L’exposition présente deux peintures de sa magistrale série « Pont japonais », vers 1918-24, prêtées par le musée Marmottan Monet à Paris. Ils sont indéniablement abstraits.

« Il y a une abstraction croissante dans l’œuvre de Monet au cours de la dernière décennie de sa vie. Il a utilisé des couleurs abstraites, pas naturalistes, il a aplati l’espace et utilisé un coup de pinceau très gestuel », explique Kelly. «Les critiques des années 1950 tels que Clement Greenberg considéraient l’œuvre tardive de Monet comme abstraite et en elle un antécédent important des expressionnistes abstraits des années 1950 (avec lesquels Mitchell était associé). Les artistes eux-mêmes, tels que Barnett Newman, Mark Rothko, Ellsworth Kelly, Sam Francis, Jean Paul Riopelle (partenaire de longue date de Mitchell)et Mitchell elle-même a également joué un rôle dans le regain d’intérêt pour Monet à la fin de cette décennie.

Ironique.

mitchell et monet

La plupart des visiteurs de « Monet/Mitchell » auront une idée de ce qu’est un tableau de Claude Monet avant leur arrivée. À ce jour, il reste sans doute le peintre le plus populaire et le plus célèbre de l’histoire. Il nénupharsles meules de foin, les ponts, les cathédrales, les coquelicots.

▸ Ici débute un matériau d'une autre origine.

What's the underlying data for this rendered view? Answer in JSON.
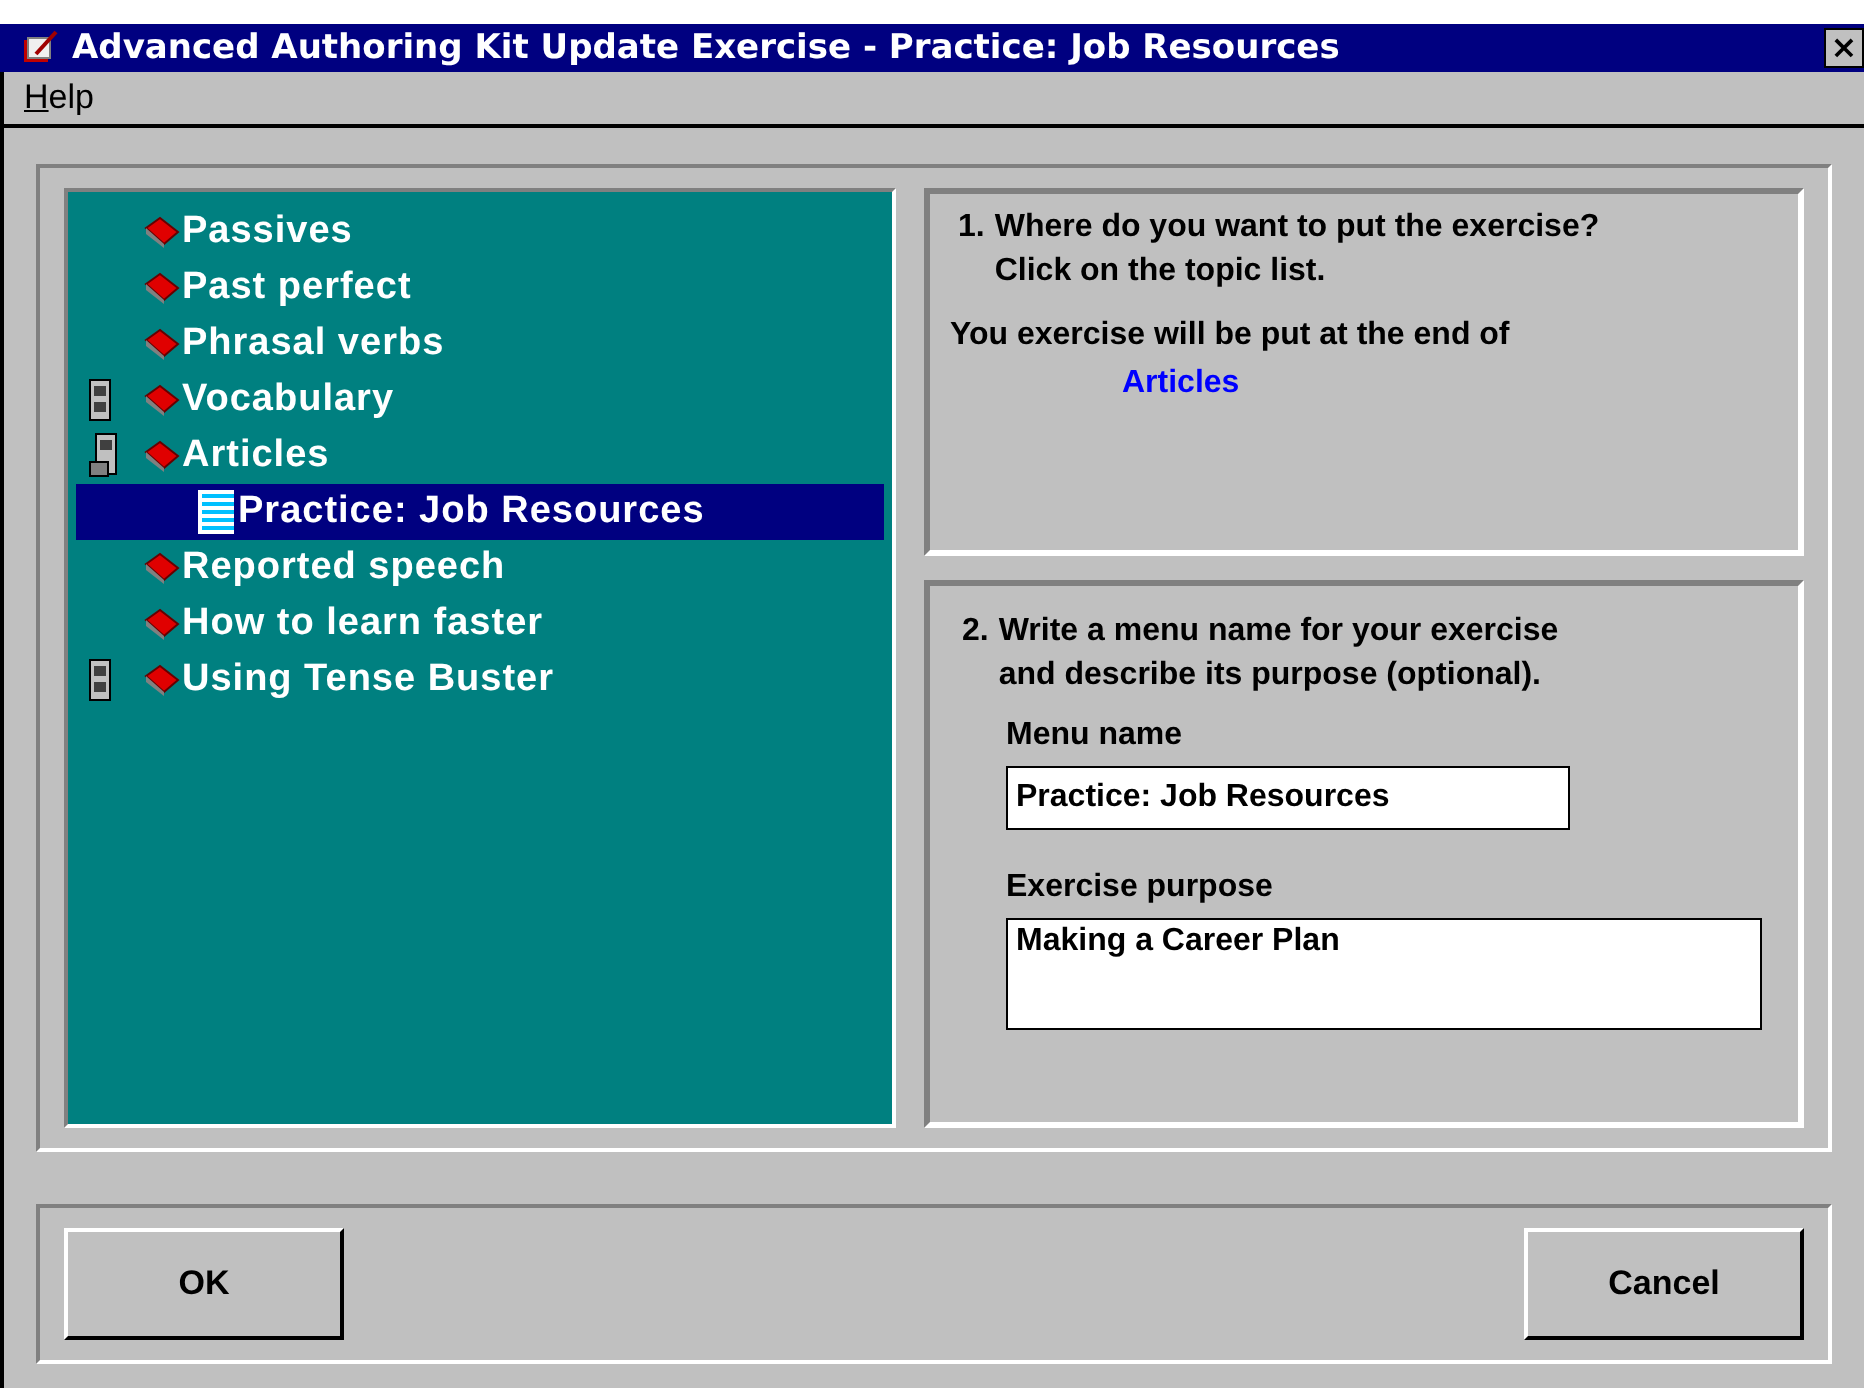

Mitchell, malgré sa renommée dans le monde de l’art, n’a pas traversé la culture transatlantique au sens large comme il l’a fait, bien que son nom soit plus reconnu en France qu’aux États-Unis.

« Sa distinction vient de la façon dont il a fusionné Expressionnisme abstrait américain avec la tradition du paysage français », a déclaré Kelly. « Mitchell était inhabituel parmi les expressionnistes abstraits dans le degré de son attachement intense à la nature. C’est une merveilleuse coloriste qui a utilisé un travail de pinceau incroyablement vibrant et gestuel. Mitchell est une artiste féminine de premier plan dans le mouvement expressionniste abstrait. Une partie de son héritage est que les gens reconnaissent maintenant l’importance centrale des femmes artistes dans ce mouvement. »

Quant à Monet, près de 100il anniversaire de cette mort, qu’est-ce qui rend votre vision artistique éternellement durable ?

« Monet avait une capacité rare à donner vie à la nature dans des sujets emblématiques comme les nénuphars », a déclaré Kelly. « C’est un merveilleux coloriste. Je pense qu’il y a un aspect apaisant et méditatif dans son travail avec lequel les gens peuvent sympathiser. »

« Monet/Mitchell » ne présente pas ces artistes tout aussi brillants en opposition les uns aux autres, ce n’est pas « Monet contre Mitchell », ce couple permet aux deux de s’élever : de grands athlètes jouant côte à côte, atteignant de nouveaux sommets au passage. Mitchell n’est pas dérivé de Monet, il prolonge et agrandit une fondation qu’il a construite, créant sa propre fondation à partir de laquelle d’autres se sont ensuite prolongés et agrandis, des artistes qui n’en dérivent pas plus qu’elle de lui.